Van Benschoten strongly supported prohibition enforcement. His address at the 1921 Conference also shows he traveled the battlefields of Belgium and France after World War I and favored general arms control.

Outside of Manhattan, Van Benschoten remained trustee at his then-Methodist alma mater, Syracuse University, as well as Drew Theological Seminary in Madison, New Jersey, now Drew University.
== Personal life ==
On September 21, 1898, Van Benschoten married Harriet E. Paddock of Albany, daughter of Charlotte H. and Major William H. Paddock, a prominent newspaper proprietor. Harriet supported Methodist missionary work and at her death in 1935 was helping manage an elderly care home. The couple had two children:

- Katharine Van Benschoten Cairns Shumway (January 8, 1900 – 1974), wife of George W. Cairns (m. 1926 – his death 1947) and Lowell Shumway (m. 1957)
- William Henry Van Benschoten Jr. (b. August 9, 1901)

Van Benschoten was a member of the Holland Society of New York from 1906 as well as Chicago's Columbia Yacht Club. He also belonged to lawyers' and Republican clubs. The family finally lived at 285 Riverside Drive in the Upper West Side.

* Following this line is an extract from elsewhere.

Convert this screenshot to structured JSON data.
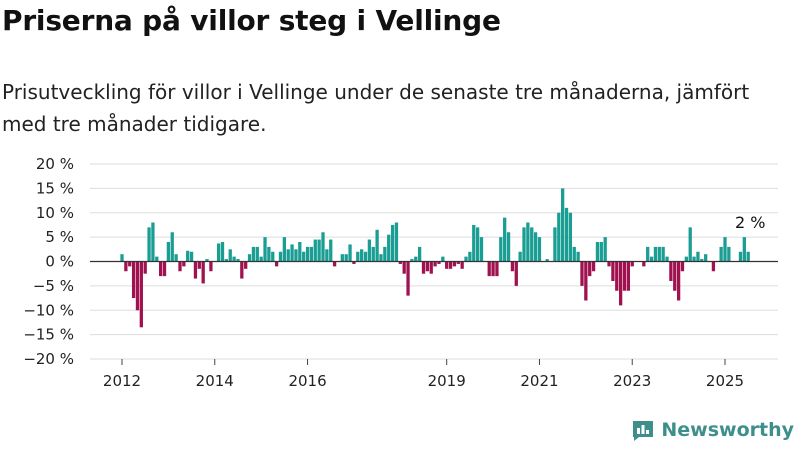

In 1928, Van Benschoten sought treatment for kidney problems from a doctor in Thousand Island Park. He died at his summer home there at 11:30 a.m. on August 11, aged 58. His death was reported in The New York Times, where he was cited as a "well-known lawyer" and a "prominent Methodist Episcopal layman." Funeral services were held on August 14 at St. Paul's Methodist Church. He was buried at Kensico Cemetery in Valhalla.